Серега хрипло вздохнул, с сожалением покачал головой: дескать, вот тебе и вся благодарность, а ведь как старался, чтоб ей хорошо было. Так нет, надо все испортить!
— Не терплю я! — шепнул он мне. — Ненавижу, когда свободу отнимают.
В комнату, повозившись с тяжелой дверью, вошла Любка.
Тетя Лида мгновенно нахмурилась и сразу сделалась некрасивой, а Любка сорвала с головы шлем, и ее буйные волосы рассыпались по сторонам, упали на лоб, и она сразу (есть такое слово в быту) покрасивела, и я, словно мне думать было не о чем, заразмышлял о том, как Серега посмел позариться на такую. Сердце мне щемила не ревность, а несправедливость. Мы, отвергнутые, врем в таких случаях себе, уверяя, что, будь он достоин ее, мы бы будто и не пикнули бы…

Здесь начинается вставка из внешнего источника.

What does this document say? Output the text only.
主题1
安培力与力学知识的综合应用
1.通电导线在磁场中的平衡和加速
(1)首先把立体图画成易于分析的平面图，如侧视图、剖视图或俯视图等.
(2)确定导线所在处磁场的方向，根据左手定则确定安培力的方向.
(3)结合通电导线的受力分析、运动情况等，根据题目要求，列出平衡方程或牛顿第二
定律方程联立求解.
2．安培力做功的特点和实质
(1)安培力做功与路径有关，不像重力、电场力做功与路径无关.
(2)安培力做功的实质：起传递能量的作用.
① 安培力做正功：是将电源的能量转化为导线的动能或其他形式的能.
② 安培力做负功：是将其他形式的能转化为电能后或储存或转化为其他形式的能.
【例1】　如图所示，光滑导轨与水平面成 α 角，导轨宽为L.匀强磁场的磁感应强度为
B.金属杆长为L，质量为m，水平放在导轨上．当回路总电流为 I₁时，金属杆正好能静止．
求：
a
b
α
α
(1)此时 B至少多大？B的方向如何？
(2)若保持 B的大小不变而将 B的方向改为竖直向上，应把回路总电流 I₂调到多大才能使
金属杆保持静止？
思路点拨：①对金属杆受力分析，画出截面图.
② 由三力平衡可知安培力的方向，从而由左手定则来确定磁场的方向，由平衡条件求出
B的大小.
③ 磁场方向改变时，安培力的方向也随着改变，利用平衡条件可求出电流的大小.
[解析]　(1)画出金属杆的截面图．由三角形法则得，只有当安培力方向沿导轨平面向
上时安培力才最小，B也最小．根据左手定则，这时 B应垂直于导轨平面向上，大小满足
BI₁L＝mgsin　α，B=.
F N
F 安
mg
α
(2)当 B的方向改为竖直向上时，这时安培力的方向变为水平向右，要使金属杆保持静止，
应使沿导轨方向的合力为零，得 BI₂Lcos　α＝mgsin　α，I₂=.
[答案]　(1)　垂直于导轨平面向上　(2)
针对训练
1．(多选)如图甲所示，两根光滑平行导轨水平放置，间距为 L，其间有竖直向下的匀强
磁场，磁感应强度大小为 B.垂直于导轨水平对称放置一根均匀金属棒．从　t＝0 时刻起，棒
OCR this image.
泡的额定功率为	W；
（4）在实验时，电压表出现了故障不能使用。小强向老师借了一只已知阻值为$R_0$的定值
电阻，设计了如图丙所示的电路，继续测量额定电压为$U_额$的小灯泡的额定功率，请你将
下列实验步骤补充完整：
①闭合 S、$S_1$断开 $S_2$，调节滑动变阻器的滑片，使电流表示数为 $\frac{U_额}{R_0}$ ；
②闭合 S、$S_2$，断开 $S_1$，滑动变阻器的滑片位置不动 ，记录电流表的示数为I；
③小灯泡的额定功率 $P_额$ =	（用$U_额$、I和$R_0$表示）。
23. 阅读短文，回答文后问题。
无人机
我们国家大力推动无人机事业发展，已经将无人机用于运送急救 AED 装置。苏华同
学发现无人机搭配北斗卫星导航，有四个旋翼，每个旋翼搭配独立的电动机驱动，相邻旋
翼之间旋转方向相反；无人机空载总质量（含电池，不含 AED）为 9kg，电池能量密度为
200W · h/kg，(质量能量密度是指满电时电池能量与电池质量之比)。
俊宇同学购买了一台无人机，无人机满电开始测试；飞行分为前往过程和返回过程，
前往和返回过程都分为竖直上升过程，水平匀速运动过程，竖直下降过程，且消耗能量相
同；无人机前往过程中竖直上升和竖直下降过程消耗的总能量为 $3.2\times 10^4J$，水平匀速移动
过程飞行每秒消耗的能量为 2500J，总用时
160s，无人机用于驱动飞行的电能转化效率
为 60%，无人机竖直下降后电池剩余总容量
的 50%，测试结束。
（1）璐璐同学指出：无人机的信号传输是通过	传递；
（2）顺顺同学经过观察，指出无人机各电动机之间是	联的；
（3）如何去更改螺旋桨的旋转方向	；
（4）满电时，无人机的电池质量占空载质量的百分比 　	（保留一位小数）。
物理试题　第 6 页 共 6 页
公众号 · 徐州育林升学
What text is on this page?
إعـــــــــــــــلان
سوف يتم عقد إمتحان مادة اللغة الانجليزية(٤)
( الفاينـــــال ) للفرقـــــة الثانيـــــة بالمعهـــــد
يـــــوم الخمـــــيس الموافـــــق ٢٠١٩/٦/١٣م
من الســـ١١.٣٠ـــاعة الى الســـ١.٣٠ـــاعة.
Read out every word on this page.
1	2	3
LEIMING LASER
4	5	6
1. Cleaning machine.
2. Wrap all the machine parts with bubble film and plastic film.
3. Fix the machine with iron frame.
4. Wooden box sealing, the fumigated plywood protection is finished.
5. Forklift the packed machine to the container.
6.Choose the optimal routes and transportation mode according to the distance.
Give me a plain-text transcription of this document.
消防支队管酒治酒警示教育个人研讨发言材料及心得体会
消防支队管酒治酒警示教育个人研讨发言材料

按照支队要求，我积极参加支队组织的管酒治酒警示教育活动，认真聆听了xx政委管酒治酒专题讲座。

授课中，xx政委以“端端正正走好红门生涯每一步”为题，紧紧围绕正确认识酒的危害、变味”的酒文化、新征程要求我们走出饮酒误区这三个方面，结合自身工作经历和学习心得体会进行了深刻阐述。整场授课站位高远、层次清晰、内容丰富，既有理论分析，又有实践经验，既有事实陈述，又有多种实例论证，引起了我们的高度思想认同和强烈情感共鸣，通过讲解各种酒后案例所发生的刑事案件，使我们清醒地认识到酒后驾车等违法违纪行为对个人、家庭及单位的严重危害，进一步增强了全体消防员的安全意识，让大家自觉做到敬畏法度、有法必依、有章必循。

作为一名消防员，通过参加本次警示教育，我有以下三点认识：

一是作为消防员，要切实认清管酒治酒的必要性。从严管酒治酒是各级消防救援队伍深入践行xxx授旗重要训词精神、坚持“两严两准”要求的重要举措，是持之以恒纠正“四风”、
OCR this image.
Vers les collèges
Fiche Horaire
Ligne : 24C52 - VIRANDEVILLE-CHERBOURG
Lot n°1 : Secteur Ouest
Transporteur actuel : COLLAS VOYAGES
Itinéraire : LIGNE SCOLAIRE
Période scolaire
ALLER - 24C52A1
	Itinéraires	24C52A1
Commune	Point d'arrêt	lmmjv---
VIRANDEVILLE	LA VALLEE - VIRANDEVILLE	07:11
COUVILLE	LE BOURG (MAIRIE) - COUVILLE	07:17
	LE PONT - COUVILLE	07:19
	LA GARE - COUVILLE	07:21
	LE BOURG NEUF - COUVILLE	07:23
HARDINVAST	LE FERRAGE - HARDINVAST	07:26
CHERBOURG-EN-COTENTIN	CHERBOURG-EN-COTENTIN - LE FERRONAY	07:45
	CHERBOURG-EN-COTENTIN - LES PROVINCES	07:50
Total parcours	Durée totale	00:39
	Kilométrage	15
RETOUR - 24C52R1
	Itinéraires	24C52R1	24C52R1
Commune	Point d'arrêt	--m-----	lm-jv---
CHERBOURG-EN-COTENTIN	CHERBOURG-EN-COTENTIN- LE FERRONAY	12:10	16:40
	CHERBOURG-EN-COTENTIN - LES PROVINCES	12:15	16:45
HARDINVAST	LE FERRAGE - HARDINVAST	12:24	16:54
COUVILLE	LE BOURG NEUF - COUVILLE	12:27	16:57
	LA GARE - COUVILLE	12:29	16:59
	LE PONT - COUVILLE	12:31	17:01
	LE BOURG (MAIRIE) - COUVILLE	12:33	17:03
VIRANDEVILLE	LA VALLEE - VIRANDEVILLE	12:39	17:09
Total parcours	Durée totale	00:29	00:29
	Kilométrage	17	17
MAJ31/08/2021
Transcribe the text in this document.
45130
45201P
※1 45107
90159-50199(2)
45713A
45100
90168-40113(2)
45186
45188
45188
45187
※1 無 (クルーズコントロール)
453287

Но тут Любка мне впервые не понравилась. Зачем она пришла? Унизить тетю Лиду? Попытаться восторжествовать? Но это же мелко. Я просто не подозревал тогда, что не только в книгах, а вот в этой самой жизни, где я живу, где люди голодают, ходят грязные, потому что не всегда есть время и силы вымыться, в этой самой обыкновенной жизни может явиться перед моими глазами страсть, о которой я буду потом рассказывать, а когда-нибудь и позавидую.